The corked wine was clearly well made and had good density and complexity. And because the corky character was not the fault of the winemaker, I ranked this wine first. Yes, despite a clear flaw the wine was good, and had it not been corked it would have been the hands down winner.

It is here that I must say that I do not like to rank wines or score wines, but prefer to talk about their merits and interest rather than determine which one is better than the other. I will use the hackneyed analogy of the parent who asked which one of his children he prefers; as with wine, my response is that they are all different, and there is no "best."

Our tasting group ranks wine because we feel that the consensus of the group somehow outranks the individual taste, which is a ridiculous idea. We also rate wines because we love to argue with each other about the relative merits of the wines we like. No one likes to argue about wine more than Paul. If Paul played basketball he would be the guy on the other team that was insulting your mother before the game began. He is the guy that is so abusive that you fantasize about giving him a Zidane-style headbutt to the chest (like the French soccer star) when he opens his mouth. Everybody needs a Paul so he can be sure he can stand behind what he says.

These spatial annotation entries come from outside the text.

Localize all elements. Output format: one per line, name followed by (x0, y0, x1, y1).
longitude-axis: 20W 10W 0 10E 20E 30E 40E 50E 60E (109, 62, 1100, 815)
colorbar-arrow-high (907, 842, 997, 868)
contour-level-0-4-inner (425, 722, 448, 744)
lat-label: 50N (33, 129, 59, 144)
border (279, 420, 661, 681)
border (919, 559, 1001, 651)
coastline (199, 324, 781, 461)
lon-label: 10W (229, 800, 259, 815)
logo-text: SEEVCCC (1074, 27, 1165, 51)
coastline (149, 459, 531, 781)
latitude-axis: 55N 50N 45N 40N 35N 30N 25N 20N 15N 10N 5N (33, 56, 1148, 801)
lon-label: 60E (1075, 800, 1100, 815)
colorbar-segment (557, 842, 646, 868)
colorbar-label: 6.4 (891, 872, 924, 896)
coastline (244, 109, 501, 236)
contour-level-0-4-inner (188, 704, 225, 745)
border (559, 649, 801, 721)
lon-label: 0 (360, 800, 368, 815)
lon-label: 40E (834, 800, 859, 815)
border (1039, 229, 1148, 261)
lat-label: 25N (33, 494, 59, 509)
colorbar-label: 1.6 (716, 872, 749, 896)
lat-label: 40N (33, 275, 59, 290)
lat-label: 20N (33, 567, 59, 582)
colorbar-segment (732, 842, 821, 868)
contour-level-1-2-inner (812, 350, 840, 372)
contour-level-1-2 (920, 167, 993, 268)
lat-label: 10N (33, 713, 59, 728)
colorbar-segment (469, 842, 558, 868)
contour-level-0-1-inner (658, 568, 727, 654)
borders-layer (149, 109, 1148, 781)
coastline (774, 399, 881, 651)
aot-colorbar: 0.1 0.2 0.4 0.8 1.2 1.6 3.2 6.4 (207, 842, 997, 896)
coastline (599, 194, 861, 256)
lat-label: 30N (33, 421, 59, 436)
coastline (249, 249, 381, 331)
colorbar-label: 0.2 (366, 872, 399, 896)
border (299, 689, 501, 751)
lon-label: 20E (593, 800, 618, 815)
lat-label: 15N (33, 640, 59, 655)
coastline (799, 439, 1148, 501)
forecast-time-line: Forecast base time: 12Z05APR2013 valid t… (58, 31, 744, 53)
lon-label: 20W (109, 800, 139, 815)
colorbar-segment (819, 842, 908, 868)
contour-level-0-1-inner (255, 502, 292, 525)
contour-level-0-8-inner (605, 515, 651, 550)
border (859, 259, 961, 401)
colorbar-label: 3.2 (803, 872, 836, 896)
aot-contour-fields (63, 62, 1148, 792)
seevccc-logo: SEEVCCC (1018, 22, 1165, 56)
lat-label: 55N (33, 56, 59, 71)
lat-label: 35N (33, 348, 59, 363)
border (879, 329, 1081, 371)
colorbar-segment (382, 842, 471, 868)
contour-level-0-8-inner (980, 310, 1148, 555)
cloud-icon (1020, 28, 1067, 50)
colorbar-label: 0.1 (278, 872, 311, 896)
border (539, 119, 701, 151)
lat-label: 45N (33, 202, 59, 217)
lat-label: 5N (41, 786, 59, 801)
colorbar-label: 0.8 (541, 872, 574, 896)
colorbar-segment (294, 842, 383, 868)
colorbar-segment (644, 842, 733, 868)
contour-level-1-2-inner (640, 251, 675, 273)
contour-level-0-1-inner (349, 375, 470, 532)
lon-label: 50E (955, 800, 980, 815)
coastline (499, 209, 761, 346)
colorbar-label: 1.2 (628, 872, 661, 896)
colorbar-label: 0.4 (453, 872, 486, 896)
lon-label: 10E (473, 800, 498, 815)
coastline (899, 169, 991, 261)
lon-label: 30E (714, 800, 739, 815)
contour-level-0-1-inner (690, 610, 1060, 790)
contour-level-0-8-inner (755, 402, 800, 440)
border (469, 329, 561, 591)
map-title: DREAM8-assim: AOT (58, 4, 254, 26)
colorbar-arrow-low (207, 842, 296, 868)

Although we had already identified the wine as corked, Paul started his vitriol upon hearing that I had ranked it number one. My logical response was simple: one wine was just plain bad, four wines had such elevated levels of volatile acidity that they were undrinkable, and the last -- although corked -- had depth and complexity, and was well made.

For the most part, the wines that had elevated volatile acidity had this fault when they went to bottle, and thus, it was a conscious choice by the winemaker to put out a bad wine. This particular corked wine, however, was of good quality but had been spoiled by a bad closure, which was no fault of the winemaker. A respectable wine shop will exchange a corked bottle for a good bottle. Wine shops that sell high volatile acid wines should know their wines. Because for many consumers, tasting these wines may be like entering uncharted territory.